Louis Thareaut : « De mai 1968, je retiens un grand moment de liberté, d'échange, de négociation. Avec une grande avancée du pouvoir syndical dans l'entreprise. » Un sentiment de liberté, comme si le couvercle de la marmite avait sauté, que tout avait explosé. Je retiens un gros brassage d'idées, notamment du côté des syndicats.
Il y avait des réunions dans tous les coins, des discussions dans tous les bars. Cela restait souvent théorique, parfois fumeux. Il y avait les situationnistes, les anarchistes, les trotskistes... C'était nouveau.
A quel moment le mouvement a-t-il pris, à Angers ?
Après les premières manifestations parisiennes, je me souviens d'une lettre qu'un militant avait envoyée au secrétaire général de la CFDT, avec copie à Jean Monnier. « Il faut y aller, écrivait-il. Les salariés n'attendent que ça : une grève nationale ! »

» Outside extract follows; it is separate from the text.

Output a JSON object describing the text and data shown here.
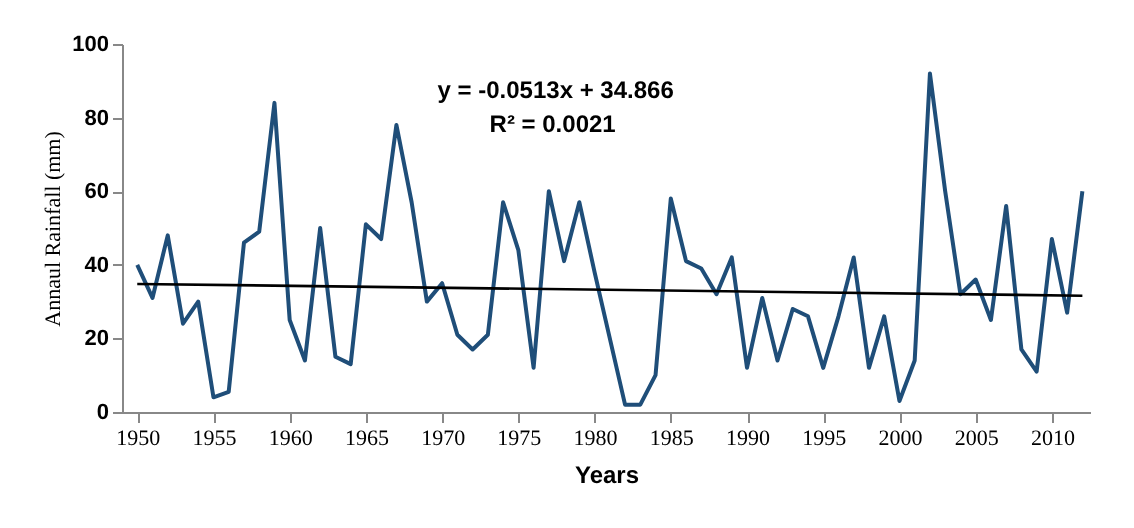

Le mouvement n'a pris que bien plus tard, avec les manifestations étudiantes. Les premières grèves ont éclaté à Cégédur, à Montreuil-Juigné. Puis chez Thomson, Bull, Cibié... Cela s'est propagé comme une traînée de poudre. Des entreprises jamais en grève s'y sont mises.
Avez-vous un souvenir marquant ?
Je pense à la Teinturerie moderne. Les salariés étaient surveillés jusque dans les vestiaires où il y avait des micros ! Nous y avons créé une section syndicale. Un exemple parmi des dizaines d'autres.
Je me souviens d'avoir passé une fête carillonnée chez Cibié. Nous occupions l'usine. Je me vois aussi debout sur un bidon, m'adressant aux salariés de l'entreprise de maille, du côté des Capucins...
Quel était votre rôle, à l'époque ?
J'ai travaillé chez Thomson jusqu'en juin 1967, avant d'être embauché par Jean Monnier, pour... préparer mai 1968 ! Non, c'est pour rire. Mon rôle consistait à être dans les entreprises, pour soutenir les salariés qui voulaient créer une section syndicale.
Durant les manifestations, j'étais responsable du service d'ordre, à la CFDT. Je n'ai jamais été en tête de cortège, mais toujours autour. Je défilais deux fois plus que les autres !
« Nous avions une vie dans la grève »
L'essentiel se passait dans les rues...
Le point central, c'était la place Imbach. La Bourse du travail se trouvait au haut de la place. Les prises de parole se faisaient à partir du mur, près du muséum des sciences naturelles.
Dans les usines, c'était l'occupation. Des troupes de théâtre s'y produisaient. Il y avait des animations. Nous avions une vie dans la grève.
Aujourd'hui, que retenez-vous de ce foisonnement ?
Un grand moment de liberté, d'échange, de négociation. Avec une grande avancée du pouvoir syndical dans l'entreprise. Les employeurs ont été obligés d'en tenir compte. Quelque part, cela a changé les rapports, même si les objectifs restaient divergents, antagonistes.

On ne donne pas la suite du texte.